When asked by moderator Chris Wallace during the first presidential debate on Tuesday night whether he condemns white supremacy, Trump instead pivoted to directing the far-right hate group known as the “Proud Boys” to “stand back and stand by.” Following widespread backlash over his incendiary remark, the President attempted to walk back his remarks the next day by nonsensically claiming that he doesn’t know who the Proud Boys are.
In an interview published in The Atlantic on Thursday, McMaster said it was not an adequate response.
“No leader should encourage any group that is based on a narrow identity that aims to supersede our identity as Americans,” McMaster said, adding that “centripetal forces in our society” have now “created by this interaction of identity politics with racism and bigotry.”
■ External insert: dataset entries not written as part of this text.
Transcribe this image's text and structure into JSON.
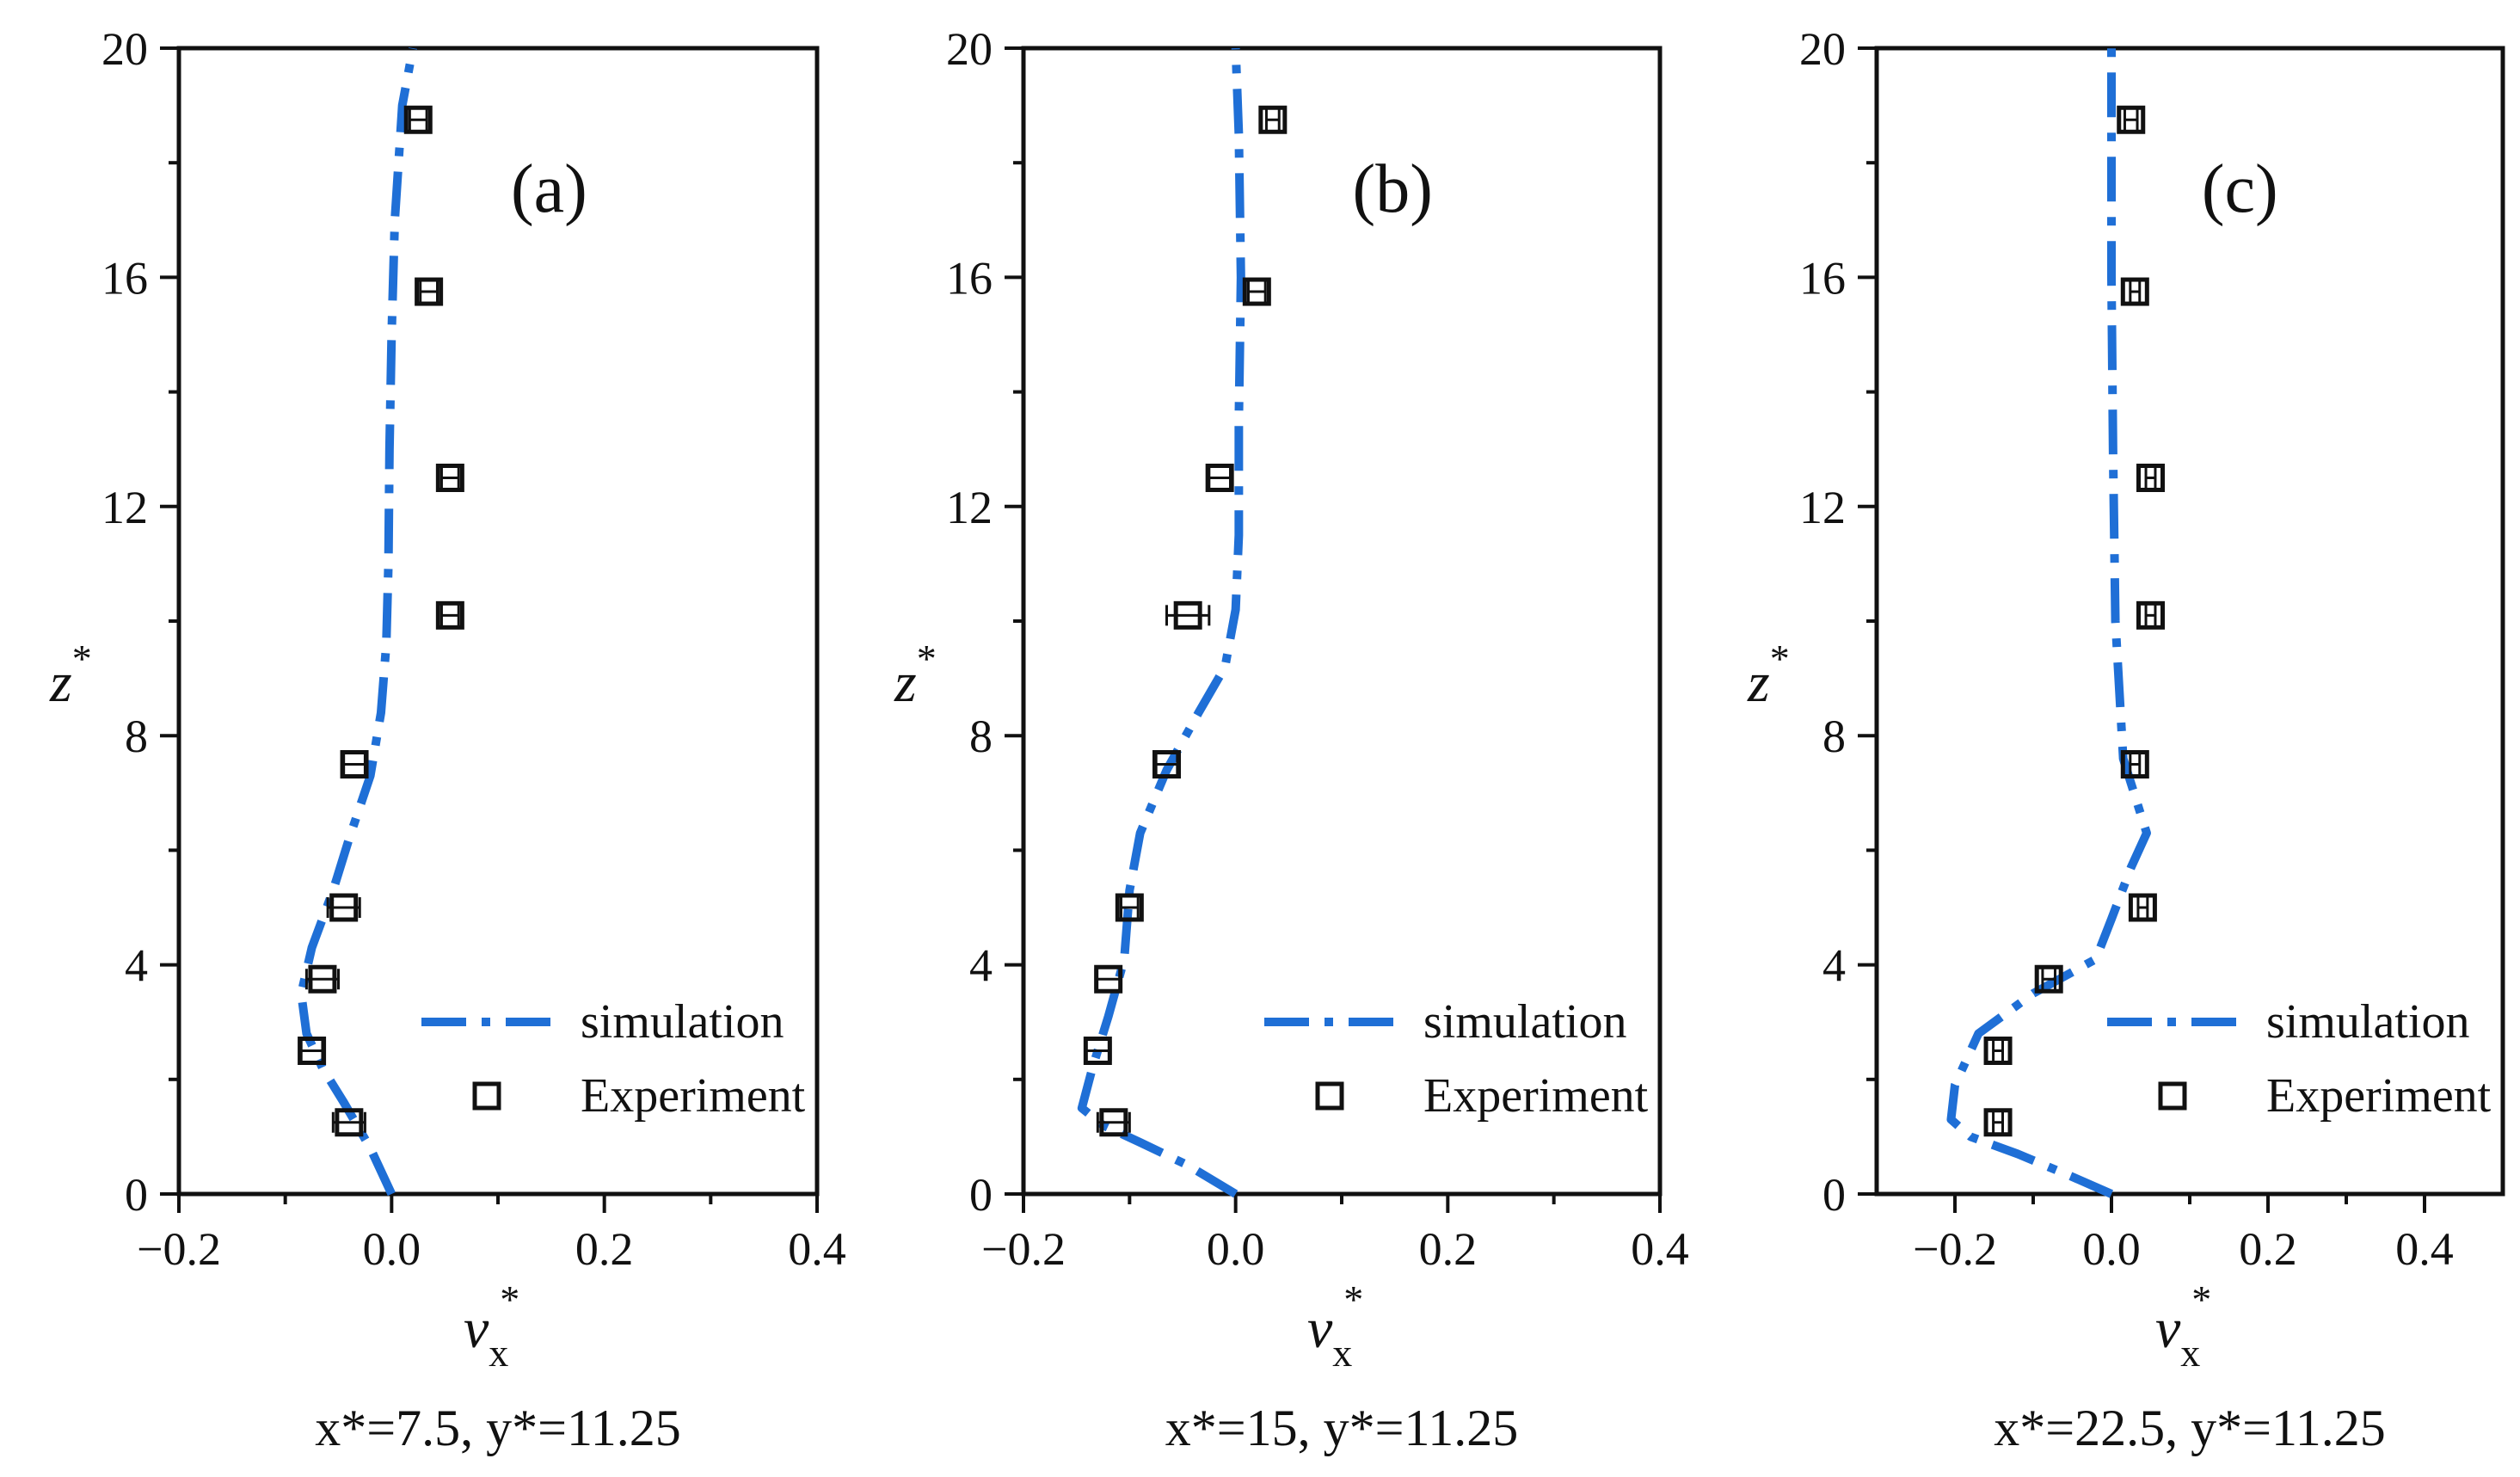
{
  "figure": {
    "colors": {
      "simulation": "#1f6fd6",
      "experiment": "#111111",
      "axes": "#111111"
    }
  },
  "chart_data": [
    {
      "type": "line",
      "panel_label": "(a)",
      "xlabel_main": "v",
      "xlabel_sub": "x",
      "xlabel_sup": "*",
      "ylabel_main": "z",
      "ylabel_sup": "*",
      "condition": "x*=7.5, y*=11.25",
      "xlim": [
        -0.2,
        0.4
      ],
      "ylim": [
        0,
        20
      ],
      "xticks": [
        -0.2,
        0.0,
        0.2,
        0.4
      ],
      "xtick_labels": [
        "−0.2",
        "0.0",
        "0.2",
        "0.4"
      ],
      "yticks": [
        0,
        4,
        8,
        12,
        16,
        20
      ],
      "ytick_labels": [
        "0",
        "4",
        "8",
        "12",
        "16",
        "20"
      ],
      "legend": {
        "position": "bottom-right",
        "simulation_label": "simulation",
        "experiment_label": "Experiment"
      },
      "series": [
        {
          "name": "simulation",
          "style": "dash-dot",
          "x": [
            0.0,
            -0.02,
            -0.045,
            -0.065,
            -0.08,
            -0.085,
            -0.075,
            -0.055,
            -0.04,
            -0.02,
            -0.01,
            -0.005,
            -0.003,
            -0.002,
            0.0,
            0.003,
            0.01,
            0.02
          ],
          "y": [
            0,
            0.8,
            1.6,
            2.2,
            2.8,
            3.5,
            4.3,
            5.3,
            6.2,
            7.3,
            8.4,
            9.6,
            11.0,
            13.0,
            15.0,
            17.0,
            19.0,
            20.0
          ]
        },
        {
          "name": "Experiment",
          "style": "open-square",
          "x": [
            -0.04,
            -0.075,
            -0.065,
            -0.045,
            -0.035,
            0.055,
            0.055,
            0.035,
            0.025
          ],
          "y": [
            1.25,
            2.5,
            3.75,
            5.0,
            7.5,
            10.1,
            12.5,
            15.75,
            18.75
          ],
          "xerr": [
            0.015,
            0.01,
            0.015,
            0.015,
            0.01,
            0.008,
            0.008,
            0.008,
            0.008
          ]
        }
      ]
    },
    {
      "type": "line",
      "panel_label": "(b)",
      "xlabel_main": "v",
      "xlabel_sub": "x",
      "xlabel_sup": "*",
      "ylabel_main": "z",
      "ylabel_sup": "*",
      "condition": "x*=15, y*=11.25",
      "xlim": [
        -0.2,
        0.4
      ],
      "ylim": [
        0,
        20
      ],
      "xticks": [
        -0.2,
        0.0,
        0.2,
        0.4
      ],
      "xtick_labels": [
        "−0.2",
        "0.0",
        "0.2",
        "0.4"
      ],
      "yticks": [
        0,
        4,
        8,
        12,
        16,
        20
      ],
      "ytick_labels": [
        "0",
        "4",
        "8",
        "12",
        "16",
        "20"
      ],
      "legend": {
        "position": "bottom-right",
        "simulation_label": "simulation",
        "experiment_label": "Experiment"
      },
      "series": [
        {
          "name": "simulation",
          "style": "dash-dot",
          "x": [
            0.0,
            -0.045,
            -0.09,
            -0.125,
            -0.145,
            -0.135,
            -0.12,
            -0.105,
            -0.1,
            -0.09,
            -0.065,
            -0.035,
            -0.01,
            0.0,
            0.003,
            0.003,
            0.005,
            0.003,
            0.0
          ],
          "y": [
            0,
            0.5,
            0.9,
            1.2,
            1.5,
            2.2,
            3.1,
            4.1,
            5.3,
            6.3,
            7.4,
            8.4,
            9.2,
            10.2,
            11.5,
            13.5,
            16.0,
            18.5,
            20.0
          ]
        },
        {
          "name": "Experiment",
          "style": "open-square",
          "x": [
            -0.115,
            -0.13,
            -0.12,
            -0.1,
            -0.065,
            -0.045,
            -0.015,
            0.02,
            0.035
          ],
          "y": [
            1.25,
            2.5,
            3.75,
            5.0,
            7.5,
            10.1,
            12.5,
            15.75,
            18.75
          ],
          "xerr": [
            0.015,
            0.012,
            0.012,
            0.008,
            0.01,
            0.02,
            0.01,
            0.008,
            0.006
          ]
        }
      ]
    },
    {
      "type": "line",
      "panel_label": "(c)",
      "xlabel_main": "v",
      "xlabel_sub": "x",
      "xlabel_sup": "*",
      "ylabel_main": "z",
      "ylabel_sup": "*",
      "condition": "x*=22.5, y*=11.25",
      "xlim": [
        -0.3,
        0.5
      ],
      "ylim": [
        0,
        20
      ],
      "xticks": [
        -0.2,
        0.0,
        0.2,
        0.4
      ],
      "xtick_labels": [
        "−0.2",
        "0.0",
        "0.2",
        "0.4"
      ],
      "yticks": [
        0,
        4,
        8,
        12,
        16,
        20
      ],
      "ytick_labels": [
        "0",
        "4",
        "8",
        "12",
        "16",
        "20"
      ],
      "legend": {
        "position": "bottom-right",
        "simulation_label": "simulation",
        "experiment_label": "Experiment"
      },
      "series": [
        {
          "name": "simulation",
          "style": "dash-dot",
          "x": [
            0.0,
            -0.05,
            -0.12,
            -0.18,
            -0.205,
            -0.2,
            -0.17,
            -0.1,
            -0.02,
            0.0,
            0.025,
            0.045,
            0.015,
            0.005,
            0.002,
            0.0,
            0.0
          ],
          "y": [
            0,
            0.3,
            0.7,
            1.0,
            1.3,
            1.9,
            2.8,
            3.5,
            4.1,
            4.8,
            5.7,
            6.3,
            7.6,
            10.0,
            13.0,
            16.0,
            20.0
          ]
        },
        {
          "name": "Experiment",
          "style": "open-square",
          "x": [
            -0.145,
            -0.145,
            -0.08,
            0.04,
            0.03,
            0.05,
            0.05,
            0.03,
            0.025
          ],
          "y": [
            1.25,
            2.5,
            3.75,
            5.0,
            7.5,
            10.1,
            12.5,
            15.75,
            18.75
          ],
          "xerr": [
            0.006,
            0.006,
            0.008,
            0.006,
            0.006,
            0.006,
            0.006,
            0.006,
            0.008
          ]
        }
      ]
    }
  ]
}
After arguing that the country needs “leaders who can bring us back together and generate confidence in our identity as Americans and as human beings,” without directly mentioning Trump, McMaster was then asked whether white supremacist groups pose a national security threat to the country and if the President should be more direct in condemning them.
McMaster agreed, before echoing Fox and Friends host Brian Kilmeade’s sports analogy that Trump missed an easy opportunity in the debate.
“To use a sports analogy, condemning white supremacists should be a layup for any leader,” McMaster said. “What we’re undervaluing these days is the importance of bringing Americans back together to reinforce our common identity.”
McMaster went on to say he’s unsure why Trump failed to seize his chance to denounce white supremacists during the debate, and called it a “missed opportunity.”
“It’s certainly a missed opportunity, but it also gives space to these groups that foment hatred and intolerance,” McMaster said. “And whenever you have a group at one end of the spectrum who define themselves in a particular way, you tend to get an equal and opposite reaction on the other end of the spectrum.”
Trump’s former national security adviser also slammed the President’s repeated interruptions throughout the debate as “a poor example of democracy internationally, but also within our own country.”